Speaking at the Westminster eForum earlier today, Onwurah, who is also the co-chair of the Parliamentary Internet, Communications and Technology Forum, said that while IoT could signal the “biggest transformation in the way we live since electricity”, the government needs to take a bigger role in controlling it.
“The government has a role to play in supporting and enabling citizens to have greater control over their data and how they manage their smart homes,” she said.
“There is chaos with regard to how and why data should be shared, and it is time we developed an ethical framework to support that”.
Meanwhile, Telefónica’s machine-to-machine (M2M) managing director, David Taylor, admitted that for IoT to be “unleashed as a successful business model” there are a number of issues that need to be addressed, not least the need for mobile networks to work together.
“The IoT is going to be enabled by a range of network technologies,” he commented. “This is simply because some technologies do a better job than others. Some in fact are going to need multiple networks to work together”.
Taylor added that while Telefónica feels its network is already in a good position to meet the demands of M2M applications, he admitted that more will need to be done to handle the transition from M2M to IoT.
“We do recognise that we are going to have to evolve it [the network] further in order to support IoT, particularly around the latency and signal load that all of the millions of devices could put on the network.”
Telefónica is currently looking to trail RFID networks and wifi to complement its mobile networks, and is working with the University of Surrey to see how 5G could help support IoT in the future.
Towards the end of last year the network launched Thinking Things, its first IoT product, which enables mainstream consumers to connect almost any device wirelessly to the internet. It is the first step in the company’s plan towards rolling out Thinking Things Open, an ecosystem that will allow any other company to manufacture its own connected products.
On security and data privacy, Intel EMEA’s head of security Richard Curran said that the industry is in need of “modernisation” and argued that today’s security environment was “probably set up to support an industry that was around in the 90’s,” as hackers and cyber terrorists take advantage of the increasing number of so-called ‘attack surfaces’ that IoT inevitably brings.
“If you look at the growth in devices… they will be open to hackers and from that perspective we are looking at this changing threat landscape,” he said.
“Threats expand because the number of attack surfaces are expanding at a tremendous rate. What we’ve got within our industry today is a security based environment that is probably set up to, or support, a server or an industry that was around in the 90’s.

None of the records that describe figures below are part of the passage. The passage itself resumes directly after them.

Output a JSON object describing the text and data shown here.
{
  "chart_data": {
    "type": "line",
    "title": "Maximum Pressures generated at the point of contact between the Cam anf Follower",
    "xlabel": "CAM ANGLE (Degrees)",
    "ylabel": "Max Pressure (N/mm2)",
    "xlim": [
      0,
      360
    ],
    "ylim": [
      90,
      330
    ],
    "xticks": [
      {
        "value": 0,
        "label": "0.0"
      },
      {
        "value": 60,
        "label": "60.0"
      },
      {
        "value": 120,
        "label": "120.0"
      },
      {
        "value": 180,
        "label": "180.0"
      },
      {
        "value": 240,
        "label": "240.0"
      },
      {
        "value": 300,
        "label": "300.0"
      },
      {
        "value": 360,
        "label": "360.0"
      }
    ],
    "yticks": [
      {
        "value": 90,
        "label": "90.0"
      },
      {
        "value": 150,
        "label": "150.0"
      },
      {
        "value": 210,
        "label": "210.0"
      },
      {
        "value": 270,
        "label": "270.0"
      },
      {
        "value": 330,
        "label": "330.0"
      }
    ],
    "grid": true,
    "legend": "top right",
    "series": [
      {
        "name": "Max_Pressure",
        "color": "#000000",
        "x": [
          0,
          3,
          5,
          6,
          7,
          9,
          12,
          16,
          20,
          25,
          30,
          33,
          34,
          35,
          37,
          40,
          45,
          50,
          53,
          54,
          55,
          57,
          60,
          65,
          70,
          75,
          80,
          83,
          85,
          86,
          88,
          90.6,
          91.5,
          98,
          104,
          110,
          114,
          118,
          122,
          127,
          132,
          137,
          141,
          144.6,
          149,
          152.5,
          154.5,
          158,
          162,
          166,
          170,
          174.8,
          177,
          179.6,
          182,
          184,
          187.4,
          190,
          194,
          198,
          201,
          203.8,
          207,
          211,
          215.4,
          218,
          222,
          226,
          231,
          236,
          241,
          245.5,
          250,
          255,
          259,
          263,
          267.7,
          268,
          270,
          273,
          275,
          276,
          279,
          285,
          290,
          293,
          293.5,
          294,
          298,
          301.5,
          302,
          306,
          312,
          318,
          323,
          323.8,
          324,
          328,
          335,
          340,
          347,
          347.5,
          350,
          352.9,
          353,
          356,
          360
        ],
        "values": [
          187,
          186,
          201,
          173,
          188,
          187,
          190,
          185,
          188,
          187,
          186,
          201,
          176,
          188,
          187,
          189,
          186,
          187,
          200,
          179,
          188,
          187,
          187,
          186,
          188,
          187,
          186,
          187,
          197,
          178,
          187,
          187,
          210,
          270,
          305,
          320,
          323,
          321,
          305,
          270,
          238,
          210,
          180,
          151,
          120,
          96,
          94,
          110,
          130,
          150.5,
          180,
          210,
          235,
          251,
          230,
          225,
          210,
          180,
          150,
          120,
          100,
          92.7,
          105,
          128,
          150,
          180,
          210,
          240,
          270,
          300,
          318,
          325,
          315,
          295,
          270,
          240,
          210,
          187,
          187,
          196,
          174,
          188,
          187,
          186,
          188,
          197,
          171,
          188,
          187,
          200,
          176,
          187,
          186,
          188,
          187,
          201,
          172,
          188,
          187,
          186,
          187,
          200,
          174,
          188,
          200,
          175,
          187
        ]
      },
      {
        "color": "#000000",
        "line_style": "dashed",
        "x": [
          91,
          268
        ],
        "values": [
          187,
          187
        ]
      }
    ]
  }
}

We’re not prepared today to look at how we can deploy those security based solutions that actually is for IoT and that is going to become imperative.”
In its latest earnings report Intel said that IoT accounted for $2.1bn in revenue in 2014, up 19 per cent from 2013. By comparison its mobile and communications division dropped a dramatic 85 per cent year on year to $202m, generating 10 times less than Intel’s IoT group.
Telefónica’s global ad chief Daniel Rosen previously revealed to The Drum that he believed the company is poised to “power” IoT and the wearable ecosystem.